Friday, November 30, 2007

RIMM, AAPL tarred and feathered by mutual funds?

Nasdaq down just 7 points, but Apple ($182.22, -$2.07, -1.1%) and Research in Motion ($113.82, -$8.26, -6.8%) got pummeled. Why? Some theories.

• This is November 30, end of year for mutual funds, which begged for profit-taking. The swoons today were in chunks, huge volume chunks, not your retail investor type of move down.
• Big run-up from the recent low of 97 gave sellers reason to get out.
• MMs shook out all weak hands, taking advantage of an overall optimistic atmosphere (Kohn + Big Ben = Santa Claus) in these two tech bellweathers.

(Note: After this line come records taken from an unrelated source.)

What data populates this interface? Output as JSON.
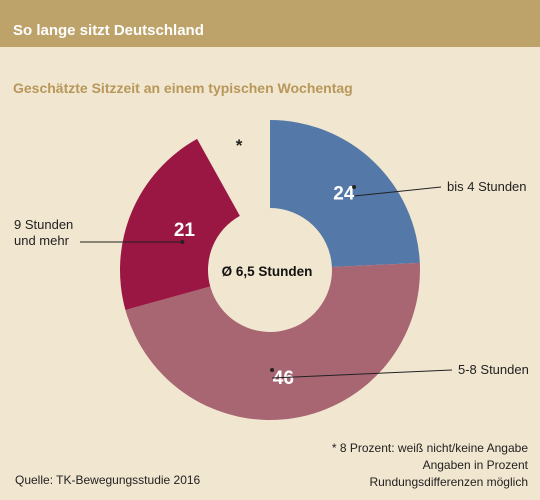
{
  "header": {
    "title": "So lange sitzt Deutschland"
  },
  "chart_data": {
    "type": "pie",
    "variant": "donut",
    "subtitle": "Geschätzte Sitzzeit an einem typischen Wochentag",
    "center_label": "Ø 6,5 Stunden",
    "unit": "Prozent",
    "slices": [
      {
        "label": "bis 4 Stunden",
        "value": 24,
        "color": "#5479a8"
      },
      {
        "label": "5-8 Stunden",
        "value": 46,
        "color": "#a86572"
      },
      {
        "label": "9 Stunden und mehr",
        "label_lines": [
          "9 Stunden",
          "und mehr"
        ],
        "value": 21,
        "color": "#9a1744"
      }
    ],
    "missing": {
      "value": 8,
      "marker": "*",
      "note": "* 8 Prozent: weiß nicht/keine Angabe"
    },
    "start_angle_deg": 0,
    "direction": "clockwise"
  },
  "footer": {
    "source": "Quelle: TK-Bewegungsstudie 2016",
    "notes": [
      "Angaben in Prozent",
      "Rundungsdifferenzen möglich"
    ]
  }
}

The sad thing is, I've normally gotten good prices on my top/favorite stocks precisely in this kind of selloff. Friday buys, late in the day, have been good to me. This would've been a prime example since RIMM dipped below 113 after opening at 124. Instead, I bought on an early dip at 120, completely naive about what was to come. AAPL got as low as 180+ before rallying to 182+ at the close.

Still, if my theory about the mutual funds is right, they'll be buying back in next week, and 113 will be history.

Piper Jaffray? Sure. Their channel checks may be justified. They probably unloaded more RIMM onto the market than any other institution. But they released their news after the market had opened, right into the high at 124, if they truly did sell today. The fact that the checks were done strictly in the U.S. is an easy way for PJ to justify the lower target price (from 137 to 134). In two weeks from now, will we hear from PJ that European channel checks were fantastic? Or that sales in China are booming? That the price target is back up to 137? Wouldn't surprise me.

Again, no matter what the mood, technicals win out. Technically, nobody should've been buying RIMM this morning. However, 112-113 is where the 50-day simple moving average is. RIMM was a buy, by my book, in the final hour of today's session. Becoming technically sound is a lot harder than it sounds.

Biggest lesson I have not learned: Set a tight stop-loss. In this case, a 1% stop-loss would've had me out of my RIMM swing shares at 119.30. Bearable, no pun intended. Darvas was right. Always set stop-loss no matter how giddy or optimistic the market appears.